Harrington and other remaining independent hospital systems in Central Massachusetts are facing the consolidating market head-on. They've found ways to work together with each other, and with the larger systems around them, to stay competitive.
Partners' expansion efforts, and the way they've been partially thwarted, show just how fraught the issue of consolidation can be. The system was created in 1994 through the merger of Brigham and Women's and Massachusetts General hospitals. Since then, it's acquired other hospitals around eastern Massachusetts and become the largest private employer in the state with 60,000 workers.
Brigham and Women's and MGH also charge some of the highest rates in the state for medical procedures, and gaining more market share could allow them to raise prices even more. Last year, then-Attorney General Martha Coakley reached a deal with Partners to allow the system to acquire South Shore, as well as two hospitals operated by Hallmark Health. The plan included some restrictions on price hikes and further expansion, but some observers warned that might not be enough. Some projected that the consolidation might lead to higher prices and hospital closings. When Healey took over from Coakley in January, she essentially nixed the deal. Partners has now dropped the idea of taking over South Shore, though it may continue with the Hallmark acquisition.
Partners doesn't directly compete against any Central Massachusetts hospitals, but independent medical centers here have been working to make sure patients have access to the sort of specialized services that larger systems provide. Harrington partners with another big Boston hospital, Beth Israel Deaconess Medical Center, to read its radiology images. It also works closely with Central Massachusetts' own big health care system, UMass Memorial Health Care. UMass specialists can monitor Harrington patients remotely through the system's eICU, and UMass oncologists serve Harrington's cancer center.
Aside from forming partnerships with larger systems, Harrington also works with Heywood Healthcare, which runs hospitals in Gardner and Athol, collaborating on some information systems to keep costs down.
“We look at those as win-wins so we can continue to stay independent and support the local community,” Moore said.
At one of the only other remaining independent hospitals in the region, Milford Regional Medical Center, President Edward J. Kelly said it's been relatively easy to resist absorption by a bigger system because its coverage area straddles the line between eastern and central Massachusetts.
“It would be hard for us to be solely with one system because of our geography,” he said.
Like Harrington, Milford works with some of the big guys, including UMass and Boston Children's Hospital.

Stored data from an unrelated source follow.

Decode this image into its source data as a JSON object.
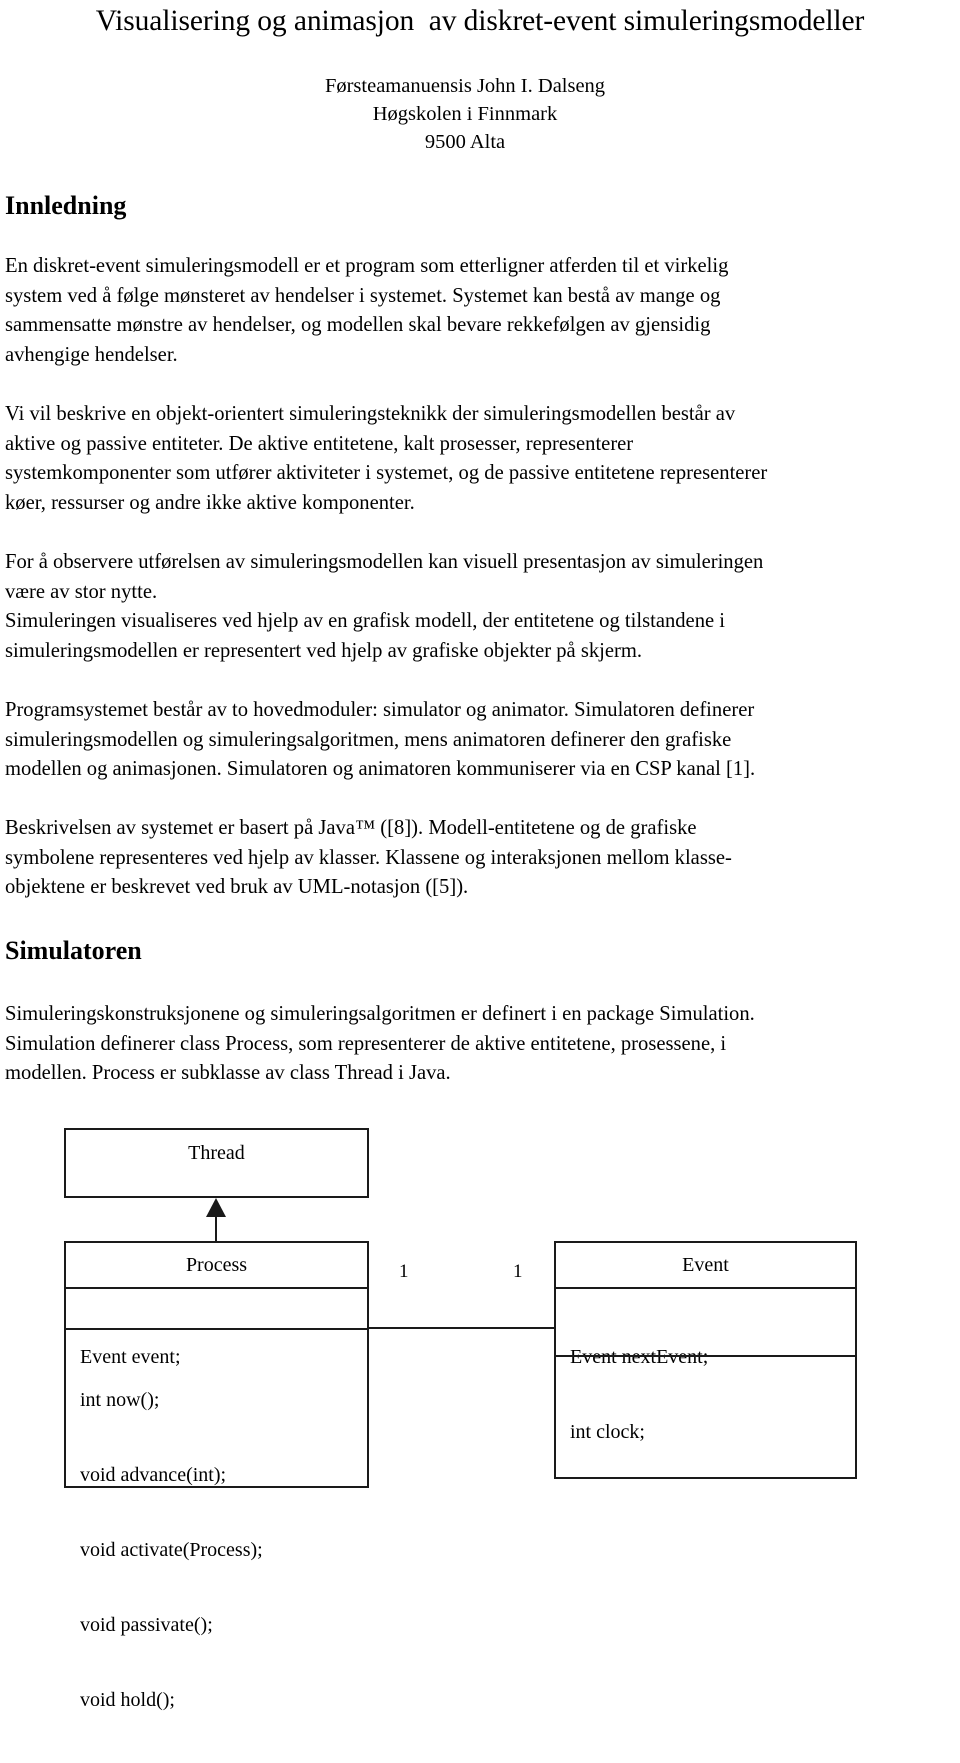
{
  "document": {
    "title": "Visualisering og animasjon  av diskret-event simuleringsmodeller",
    "author": {
      "name": "Førsteamanuensis John I. Dalseng",
      "affiliation": "Høgskolen i Finnmark",
      "location": "9500 Alta"
    },
    "sections": [
      {
        "heading": "Innledning"
      },
      {
        "heading": "Simulatoren"
      }
    ],
    "paragraphs": {
      "p1": {
        "lines": [
          "En diskret-event simuleringsmodell er et program som etterligner atferden til et virkelig",
          "system ved å følge mønsteret av hendelser i systemet. Systemet kan bestå av mange og",
          "sammensatte mønstre av hendelser, og modellen skal bevare rekkefølgen av gjensidig",
          "avhengige hendelser."
        ]
      },
      "p2": {
        "lines": [
          "Vi vil beskrive en objekt-orientert simuleringsteknikk der simuleringsmodellen består av",
          "aktive og passive entiteter. De aktive entitetene, kalt prosesser, representerer",
          "systemkomponenter som utfører aktiviteter i systemet, og de passive entitetene representerer",
          "køer, ressurser og andre ikke aktive komponenter."
        ]
      },
      "p3": {
        "lines": [
          "For å observere utførelsen av simuleringsmodellen kan visuell presentasjon av simuleringen",
          "være av stor nytte.",
          "Simuleringen visualiseres ved hjelp av en grafisk modell, der entitetene og tilstandene i",
          "simuleringsmodellen er representert ved hjelp av grafiske objekter på skjerm."
        ]
      },
      "p4": {
        "lines": [
          "Programsystemet består av to hovedmoduler: simulator og animator. Simulatoren definerer",
          "simuleringsmodellen og simuleringsalgoritmen, mens animatoren definerer den grafiske",
          "modellen og animasjonen. Simulatoren og animatoren kommuniserer via en CSP kanal [1]."
        ]
      },
      "p5": {
        "lines": [
          "Beskrivelsen av systemet er basert på Java™ ([8]). Modell-entitetene og de grafiske",
          "symbolene representeres ved hjelp av klasser. Klassene og interaksjonen mellom klasse-",
          "objektene er beskrevet ved bruk av UML-notasjon ([5])."
        ]
      },
      "p6": {
        "lines": [
          "Simuleringskonstruksjonene og simuleringsalgoritmen er definert i en package Simulation.",
          "Simulation definerer class Process, som representerer de aktive entitetene, prosessene, i",
          "modellen. Process er subklasse av class Thread i Java."
        ]
      }
    }
  },
  "uml_diagram": {
    "classes": {
      "thread": {
        "name": "Thread",
        "attributes": "",
        "operations": ""
      },
      "process": {
        "name": "Process",
        "attributes": "Event event;",
        "operations_lines": [
          "int now();",
          "void advance(int);",
          "void activate(Process);",
          "void passivate();",
          "void hold();"
        ]
      },
      "event": {
        "name": "Event",
        "attributes_lines": [
          "Event nextEvent;",
          "int clock;"
        ],
        "operations": ""
      }
    },
    "relationships": {
      "generalization": {
        "from": "Process",
        "to": "Thread"
      },
      "association": {
        "from": "Process",
        "to": "Event",
        "multiplicity_left": "1",
        "multiplicity_right": "1"
      }
    }
  },
  "colors": {
    "text": "#000000",
    "diagram_stroke": "#1a1a1a",
    "page_background": "#ffffff"
  }
}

It also runs a cancer center in partnership with Dana-Farber and Brigham Women's.
Beyond operational considerations, hospital consolidation affects the financial side of health systems as well. One of the arguments against Partners' expansion is that larger systems have more leverage to pressure insurers and government payers such as Medicare to accept high prices. Moore said it's true that small systems such as Harrington have more trouble in fee negotiations.
“Are we paid adequately for what we do? No. We would like to be paid better,” he said. “But I would be the first to tell you, it's a complicated issue.”

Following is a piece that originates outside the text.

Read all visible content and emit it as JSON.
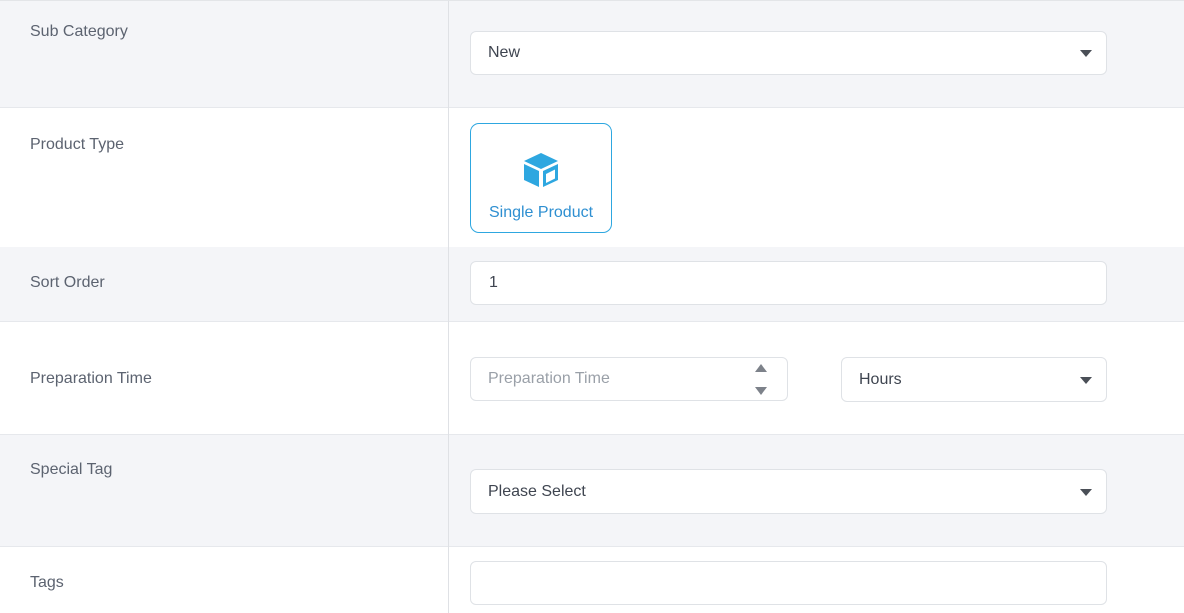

Teaching hospitals with specialized services have bigger expenses, and the costs tend to be spread out over all the services they provide, driving fees up. UMass Memorial Medical Center in Worcester is the most technically advanced, and the most expensive, hospital in Central Massachusetts, and President Patrick Muldoon said the cost of care is definitely an issue. He said the UMass system tries to encourage patients to seek care for most of their needs at their local community hospitals.

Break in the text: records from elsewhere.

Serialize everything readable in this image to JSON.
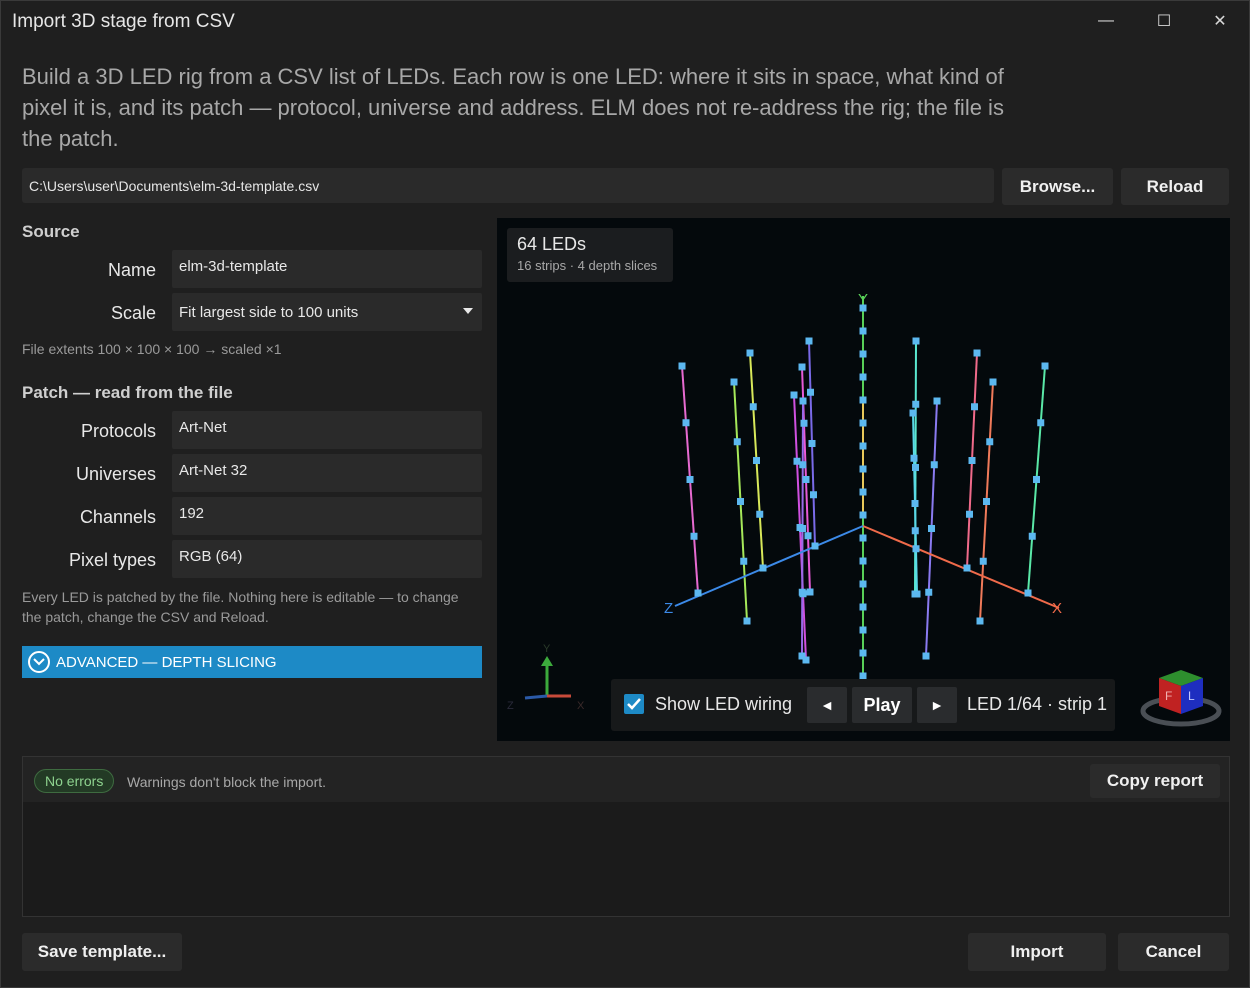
{
  "window": {
    "title": "Import 3D stage from CSV",
    "minimize_glyph": "—",
    "maximize_glyph": "☐",
    "close_glyph": "✕"
  },
  "intro": "Build a 3D LED rig from a CSV list of LEDs. Each row is one LED: where it sits in space, what kind of pixel it is, and its patch — protocol, universe and address. ELM does not re-address the rig; the file is the patch.",
  "file": {
    "path": "C:\\Users\\user\\Documents\\elm-3d-template.csv",
    "browse_label": "Browse...",
    "reload_label": "Reload"
  },
  "source": {
    "heading": "Source",
    "name_label": "Name",
    "name_value": "elm-3d-template",
    "scale_label": "Scale",
    "scale_value": "Fit largest side to 100 units",
    "extents": "File extents 100 × 100 × 100 → scaled ×1"
  },
  "patch": {
    "heading": "Patch — read from the file",
    "protocols_label": "Protocols",
    "protocols_value": "Art-Net",
    "universes_label": "Universes",
    "universes_value": "Art-Net 32",
    "channels_label": "Channels",
    "channels_value": "192",
    "pixel_types_label": "Pixel types",
    "pixel_types_value": "RGB (64)",
    "note": "Every LED is patched by the file. Nothing here is editable — to change the patch, change the CSV and Reload."
  },
  "advanced": {
    "label": "ADVANCED — DEPTH SLICING"
  },
  "viewport": {
    "led_count": "64 LEDs",
    "detail": "16 strips · 4 depth slices",
    "axis_x": "X",
    "axis_y": "Y",
    "axis_z": "Z",
    "gizmo_x": "X",
    "gizmo_y": "Y",
    "gizmo_z": "Z",
    "cube_front": "F",
    "cube_left": "L",
    "show_wiring_label": "Show LED wiring",
    "show_wiring_checked": true,
    "prev_glyph": "◄",
    "play_label": "Play",
    "next_glyph": "►",
    "led_status": "LED 1/64 · strip 1",
    "led_color": "#5cb8f0"
  },
  "report": {
    "status": "No errors",
    "note": "Warnings don't block the import.",
    "copy_label": "Copy report"
  },
  "footer": {
    "save_template_label": "Save template...",
    "import_label": "Import",
    "cancel_label": "Cancel"
  },
  "colors": {
    "accent": "#1d8ac6",
    "ok": "#8ed38f"
  }
}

In any case, hospital leaders expect the question of what fee payers will provide for any given appointment or operation to become less relevant over the coming years. Insurers and government agencies are beginning to switch to global payment systems, in which a health care system gets a set payment to provide all the care a patient needs rather than get paid for each service.
Muldoon said UMass got certified under Medicare's version of this sort of system in January, and about 10 percent of commercially insured patients already have a similar plan.
“That pendulum is slowly swinging,” he said. “Our mission here at the medical center and UMass Memorial Health Care is to serve this population of Central Massachusetts. I think if we do that well everything else will take care of itself.”